Happiness is a choice. I used to wonder about that. Is it really? How can people choose to be happy? If your child dies, how can you be happy?

Thoughts as a youngster, looking at the world through the eyes of someone who had lost a child, or rather, trying to understand their incredible pain. My amazement some years later discussing it with her again, she WAS happy. Of the lost child she said, I am happy I had her to love for a while, think how much emptier my life would have been without that love.

This week I heard of another death; a man who sold newspapers at the street corner. Ours being a society rather dependent on motorised transport, these men have their standing spot IN the road, dodging between cars as they wait for the traffic light to change. It is very physical work, carrying a pile of papers, juggling them as they offer the next paper through the car window, sorting out change in whatever they use for their change carrier/pocket. Keeping an eye out for the lights to change and darting to safety again as the traffic moves on is all part of the job’s risk.

About two years ago I started working regularly at a customer not very far from home. One route there, mainly through the back suburban streets (so that I can keep an eye on how the gardens are doing) used to have me going up to his spot several times a week. Every day there he was, sometimes capering a little, smiling, talking a lot. I never really understood what he was saying, but there was always obviously a friendly greeting in there. His thumbs up would cheer my morning,. If stopped I would open the car window and we would ‘touch knuckles’. I have no idea where that tradition of his started, but there were a lot of us he greeted.

He always had a hat. Sometimes a very sensible one, sometimes a fanciful one. One year I kept a hat from a party, a dazzling bowler with red sequins. But alas, I drove past his spot a few times and he was not there. I eventually gave it to a street kid who had been staring through the window at it. He preened at his own reflection in the mirror and smiled. Next day Mr Happy was back at his corner, yet I had given away his hat. I felt guilty, even though he had never known it was intended for him. I kept meaning to go and buy him one.

Then last week a friend posted on Facebook that Mr Happy was dead. Struck by a car. Amazng how many peopke knew him, commented over his loss. Someone most of us didn’t even know by name. He spread his happiness around, brightening grumpy mornings.

We are waiting to hear if he had a family, and if we can help in some way.

I sat that evening with a cup of coffee, thinking about him. He must have had a hard life; newspaper sellers do not earn a lot. He had a family to raise, and if his extended family was anything like many of our families here, he may have been supporting an extended family as well.
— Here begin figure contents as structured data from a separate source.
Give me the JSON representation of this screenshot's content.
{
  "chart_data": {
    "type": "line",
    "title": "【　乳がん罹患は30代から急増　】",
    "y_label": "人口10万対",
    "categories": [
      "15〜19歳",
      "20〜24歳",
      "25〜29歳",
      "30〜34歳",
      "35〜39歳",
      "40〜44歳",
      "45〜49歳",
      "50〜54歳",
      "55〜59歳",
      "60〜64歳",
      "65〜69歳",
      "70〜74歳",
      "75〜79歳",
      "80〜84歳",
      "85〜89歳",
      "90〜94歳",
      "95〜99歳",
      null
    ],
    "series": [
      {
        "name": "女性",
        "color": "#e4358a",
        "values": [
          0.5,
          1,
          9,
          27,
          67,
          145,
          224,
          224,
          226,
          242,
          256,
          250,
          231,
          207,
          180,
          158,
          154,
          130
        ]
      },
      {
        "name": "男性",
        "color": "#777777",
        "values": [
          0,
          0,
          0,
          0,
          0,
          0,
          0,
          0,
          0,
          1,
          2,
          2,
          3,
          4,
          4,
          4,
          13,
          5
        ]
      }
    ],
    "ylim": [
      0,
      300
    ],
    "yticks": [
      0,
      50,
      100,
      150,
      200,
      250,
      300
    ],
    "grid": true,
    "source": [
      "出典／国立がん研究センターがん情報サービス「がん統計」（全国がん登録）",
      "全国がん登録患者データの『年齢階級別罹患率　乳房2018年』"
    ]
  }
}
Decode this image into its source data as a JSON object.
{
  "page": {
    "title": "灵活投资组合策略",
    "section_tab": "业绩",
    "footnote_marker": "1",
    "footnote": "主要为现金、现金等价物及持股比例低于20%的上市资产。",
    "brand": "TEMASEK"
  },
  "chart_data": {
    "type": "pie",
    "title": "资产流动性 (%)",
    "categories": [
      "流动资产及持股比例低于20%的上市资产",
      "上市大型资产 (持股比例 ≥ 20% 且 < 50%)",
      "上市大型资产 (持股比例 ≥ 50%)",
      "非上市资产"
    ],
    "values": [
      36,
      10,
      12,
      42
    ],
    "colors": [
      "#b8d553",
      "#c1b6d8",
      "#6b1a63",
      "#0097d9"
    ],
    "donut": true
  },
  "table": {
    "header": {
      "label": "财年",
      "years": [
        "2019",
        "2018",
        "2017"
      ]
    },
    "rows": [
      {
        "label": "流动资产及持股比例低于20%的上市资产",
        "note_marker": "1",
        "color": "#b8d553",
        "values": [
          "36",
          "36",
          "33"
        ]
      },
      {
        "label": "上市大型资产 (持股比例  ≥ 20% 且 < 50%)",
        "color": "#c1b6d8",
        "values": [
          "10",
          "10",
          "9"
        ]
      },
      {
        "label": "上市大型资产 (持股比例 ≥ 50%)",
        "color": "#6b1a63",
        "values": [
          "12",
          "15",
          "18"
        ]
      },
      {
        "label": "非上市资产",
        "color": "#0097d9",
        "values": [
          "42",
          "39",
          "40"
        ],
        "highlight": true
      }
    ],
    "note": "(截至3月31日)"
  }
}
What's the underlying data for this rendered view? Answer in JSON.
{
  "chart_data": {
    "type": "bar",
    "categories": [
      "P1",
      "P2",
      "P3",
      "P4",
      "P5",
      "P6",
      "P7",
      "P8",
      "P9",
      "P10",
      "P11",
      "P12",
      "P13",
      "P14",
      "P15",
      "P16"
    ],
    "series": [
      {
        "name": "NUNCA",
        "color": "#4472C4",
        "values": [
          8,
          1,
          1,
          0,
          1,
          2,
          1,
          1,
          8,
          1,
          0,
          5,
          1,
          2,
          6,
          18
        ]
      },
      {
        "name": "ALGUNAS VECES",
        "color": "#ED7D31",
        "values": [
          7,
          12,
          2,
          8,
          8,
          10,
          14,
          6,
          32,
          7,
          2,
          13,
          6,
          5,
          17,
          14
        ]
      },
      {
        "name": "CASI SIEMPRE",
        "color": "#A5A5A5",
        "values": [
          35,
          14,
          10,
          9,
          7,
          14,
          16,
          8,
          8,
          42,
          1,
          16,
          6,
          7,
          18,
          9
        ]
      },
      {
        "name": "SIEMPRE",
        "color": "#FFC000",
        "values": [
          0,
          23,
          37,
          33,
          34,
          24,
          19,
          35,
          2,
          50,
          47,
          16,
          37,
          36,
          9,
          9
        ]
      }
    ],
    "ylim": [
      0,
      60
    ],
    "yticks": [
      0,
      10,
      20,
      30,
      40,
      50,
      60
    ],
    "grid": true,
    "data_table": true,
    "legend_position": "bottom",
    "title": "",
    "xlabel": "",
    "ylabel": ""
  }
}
Yet every day there was that incredible happiness from him. He was definitely a man who CHOSE happiness.

Thank you Mr Happy for a lesson for the heart.


20 thoughts on “Happiness

  1. Sad story.Yes bad and sad things happen all the time.If we let sadness overcome us though our lives would be unbearable.I think your friend who lost a child definitely has the right attitude,one has to realise that despite all,we can and must find positives in order to live ‘happy’ lives.

    1. She grieved for a long time, but having her husband to look after let her start getting the balance back.

      I think those who do not grieve, may never get back to happiness.

  2. It is amazing how little bits of kindness add up to a better world. it is like a muscle that has to be regularly exercised until the muscle memory kicks in, and then you just do it automatically, and are a healthier, better person.

    Thanks for the story, and the prompt. “See” you next week. — Rita

  3. Thanks, Sidey. Good share.

    There is a Tibetan saying: “at the door of the miserable rich man sleeps the contented beggar.” The point of this saying is not that poverty is a virtue, but that happiness does not come from wealth ~ it comes from setting limits to one’s desires, and living within those limits with satisfaction.
    ~ His Holiness The Dalai Lama

  4. More proof of the lifeprint we leave, Sidey, no matter how insignificant we are considered. And a lesson in how to be happy with very little. How to celebrate the good moments.
    Good that we know of him now, too.